III. Our influence is not merely voluntary, or involuntary and unconscious, BUT IT BECOMES COMPLEX, BECAUSE IT IS COMPOUNDED WITH THE LIVES AND THE ADDED INFLUENCE OF OTHERS. We are are social. We come into relations with men. Our freedom touches theirs. We inspire them. But we do not change their nature. We, as it were, sow germs in their soil. These germs go on and become forces in their hands. So that that which we do to single ones, they propagate. But men's influence is not limited to their voluntary action, nor to the complex social relations which they sustain, and by which their influence is propagated indirectly.

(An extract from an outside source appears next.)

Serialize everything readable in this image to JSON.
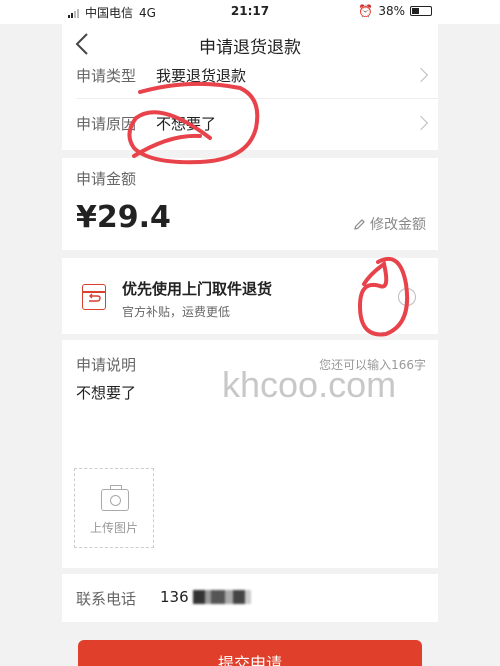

IV. In some respects MEN HOLD IN THEIR HANDS THE HISTORY OF THE FUTURE. The very solemn declaration of our text — "Visiting the iniquities of the fathers upon the children, and upon the children's children, unto the third and to the fourth generation" — this is the mystery of ages. If it were but on the one side; if men, having the power of beneficence, had the power to perpetuate it, we should admire that; but if it is a fact that men have the power of transmitting corruption, and so of influencing after times, who can fail to marvel at that? If that is a law, men may well stand appalled in the presence of such results as must fall out under it. And it is a law, it is a fact. We must learn this great hereditary law, and we must include in our purposes of benevolence the wise selection, the perpetuity and the improvement of the race, by the observance of this great law of hereditary transmission. The malignity of sin is a terrible malignity, as it is revealed by this great law of the transmission of influence to posterity, either directly and voluntarily, or indirectly and unconsciously. There are multitudes of men that are careless of themselves. They are said to be their own worst enemies. They are men that are free and easy; that squander their money; that pervert their disposition. And because they are good-natured and genial, people say of them, "They are clever fellows; they are kind men; they do no harm; at any rate they are their own worst enemies." Now, a man that is spending his whole life to destroy himself, cannot stop with himself. And the better fellow he is, the more likely is he to exert an influence. More than that, it is not himself alone that is destroyed. The babe in the cradle is cursed. The daughter unborn is cursed. The heir and sequent children are cursed.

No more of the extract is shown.